Actuate is a cloud based computer vision platform that ingests vision feed from remote accessible cameras and detects security threats in real time. Their application decodes video streams into jpeg images and sends those images to the AI models for instant analysis. In order to be efficient, Actuate, was looking for dynamic capacity scaling to meet the peak resource performance requirements and to do all of this in a cost effective way. They chose ECS Fargate as the operating model to manage their ECS. So that management of EC2 instances is completely abstracted away from the customer and Fargate containerized subsets of cameras that incorporated internal scheduling logic and launch tasks at specific times on a daily basis. And this enabled them to achieve improved CI/CD and streamline monitoring and troubleshooting for continuous improvements.
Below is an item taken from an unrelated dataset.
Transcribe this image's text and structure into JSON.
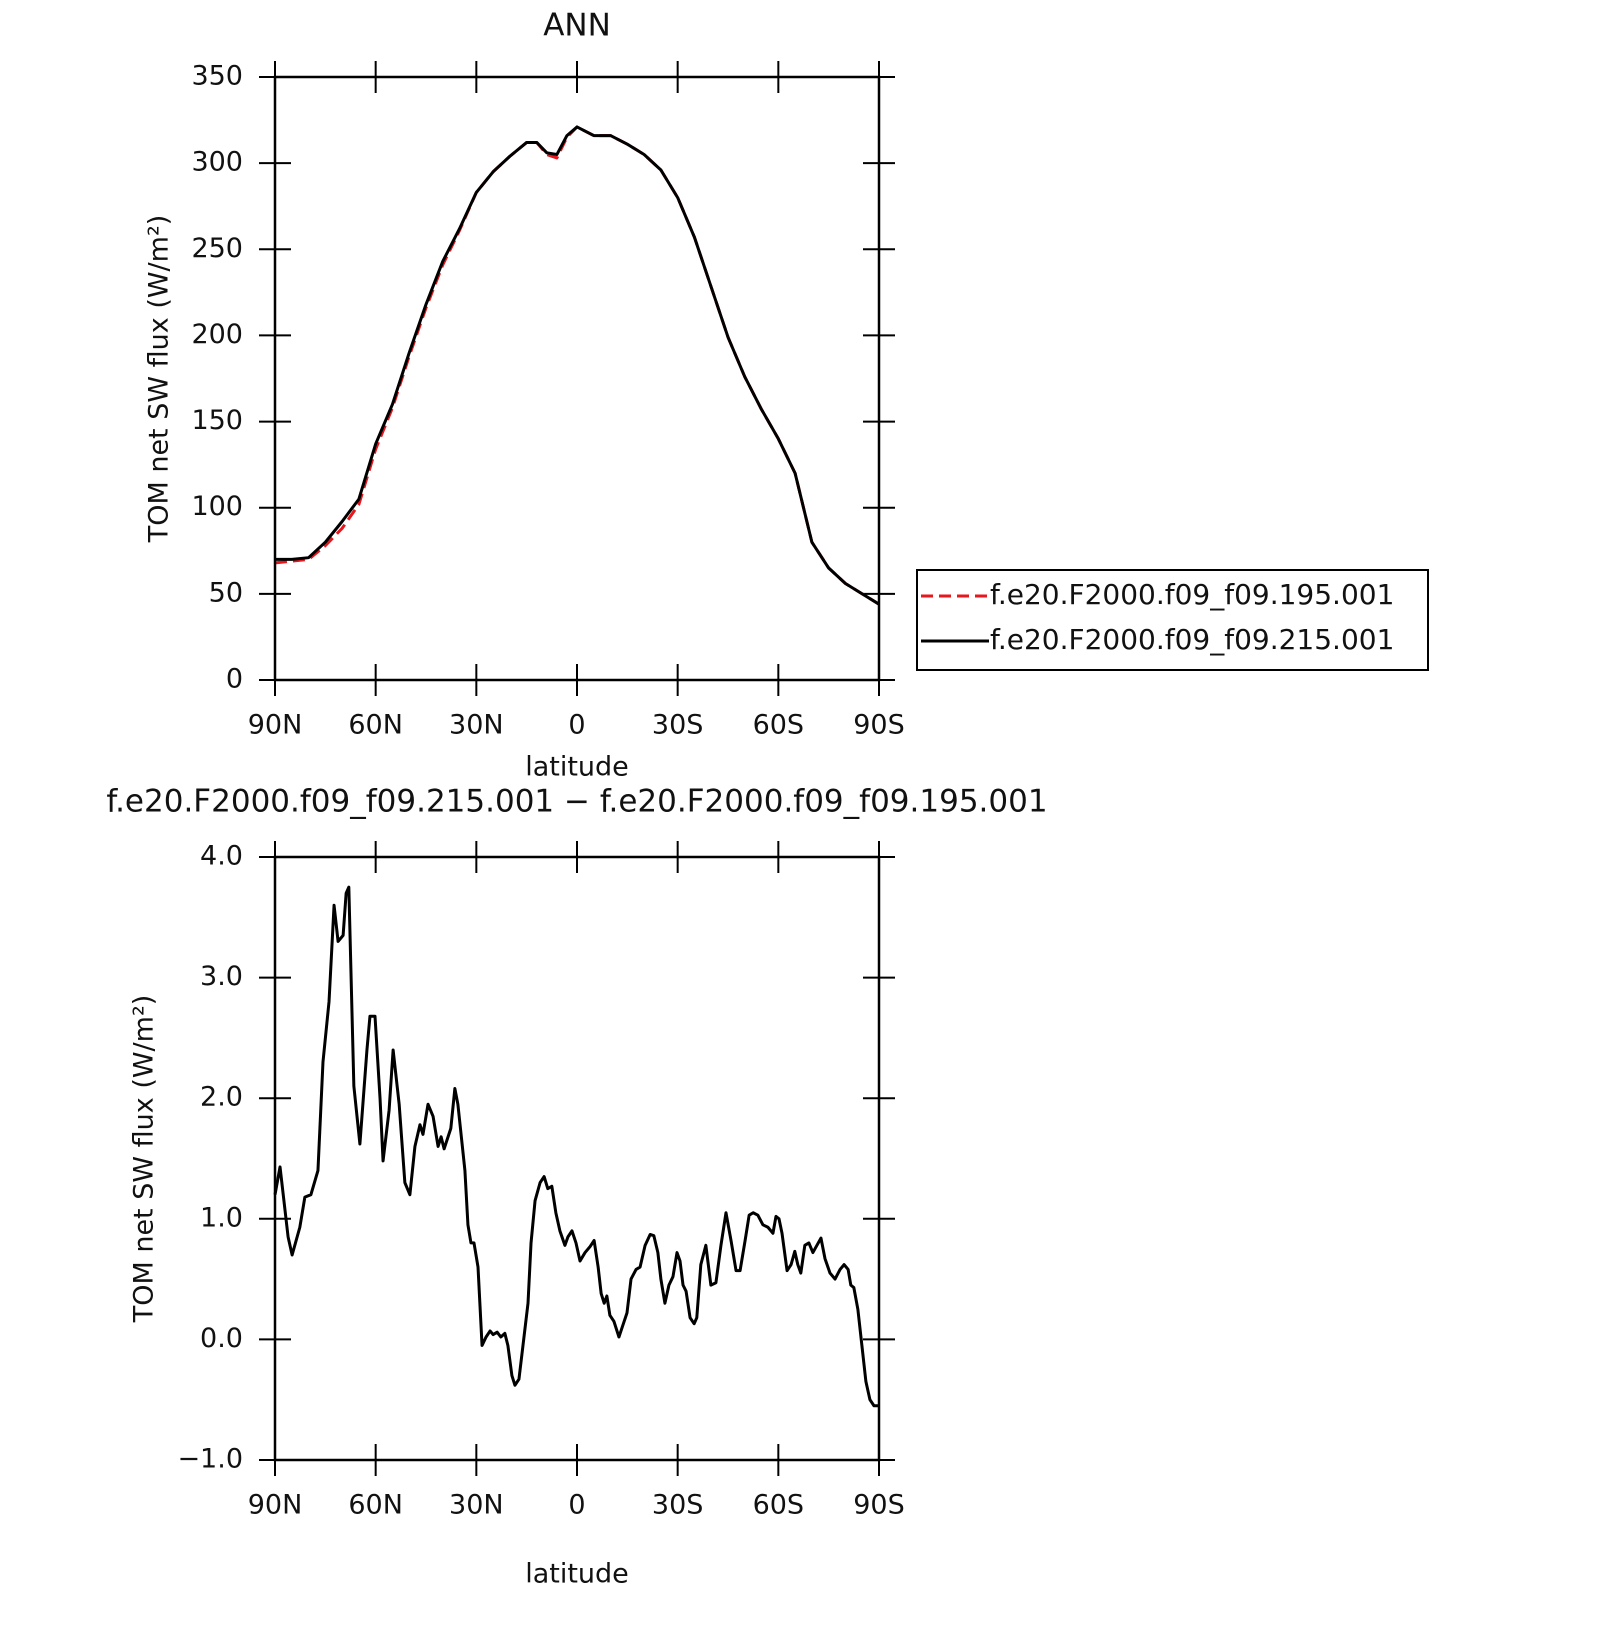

Quick takeaways for all the talk that we did:

  1. Generative AI foundation models can be used for a variety of applications. So keep in mind that when you start with a foundation model, it can be used later for a downstream of tasks.

  2. Generative AI applications aren't inherently unique. The key nuance is that how the application integrates with the model. So engineer the prompt engineering and using DALL-E for best results as Weber pointed out would be the way to go and use Amazon Bedrock for model solving and use Amazon ECS with AWS Fargate as your application server to get started quickly.

  3. And Amazon ECS offers both accelerated which is in the EC2 form. And so using the Fargate launch type compute options as a rich feature set for self hosting.

I'll do a quick plug here uh with lots of the, the biggest takeaway for for me uh here would be personally if, if, if the stock helps you, helps demystify uh AI applications for you somewhat and encourages you for, for those of you who haven't tried already to try out building AI apps. on AWS, it's not rocket science for the most part. A lot of the hard part I think is sour and really what the world is your oyster, so to say, and it's a good time to start testing out with new use cases if you haven't already. Thank you.

In addition to the takeaways, here are some references that you may want to uh infer to in terms of blog posts or collateral web turnkey solutions in terms of how you want to get started with that.

I hope that this talk was useful for you and you're moving out from the room confidently to make your journey more successful and pave us through your uh AI uh path forward in a more accelerated way. Thank you so much.